Today I went to the Boston Museum of Science to a workshop. The morning speaker I heard was great- but what I really got a kick out of was the Darwin exhibit. The photo on the right is Darwin in his old age- he died in his early 70's but he looks so ancient compared to people today. Anyhow- at the exhibit- They had lots of his actual specimens from when he took a 5 year voyage on the Beagle. Actual specimens- from the 1830's. Plants mounted under glass, a few fossils. Labeled by him. They had some of his tools- a magnifying glass, a rock chipper- to think his hands were actually was wore down the newness off the handles. And lots of his journals and letters- a little sketch of an evolutionary tree in 1. (See photo). The other photo was one they had at the exhibit too- an old daguerreotype of Darwin and his first son.Plus, there's this PBS series called Evolution- and the first film in this series is about Darwin, where actors play the roles of different people in his life.

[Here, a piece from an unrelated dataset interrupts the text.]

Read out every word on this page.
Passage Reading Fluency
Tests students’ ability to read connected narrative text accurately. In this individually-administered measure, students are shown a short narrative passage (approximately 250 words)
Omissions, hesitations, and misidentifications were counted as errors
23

Well in 1 movie scene- his brother Erasmus finds his journal with the lists of whether to marry or not to marry. (The gal was his cousin Emma Wedgewood by the way.) Well they had that actual journal pages there- one side was titled why he should marry and the other side was why he shouldn't. His microscope was there too, in a small reincarnation of his study/lab at Down House where he lived. There were also the caption's journal from his trip on the Beagle, a first edition of his Origin of Species-writings of Malthus (the guy who said the world could only make enough food to feed so many people) and Alfred Russell Wallace (a guy who took a long ocean voyage also and came to the same conclusion as Darwin, which forced Darwin to publish since he had already come up with his idea- but was shy about presenting it. Interesting how he was rather an odd duck so to speak, yet a genius, and also how he hated controversy.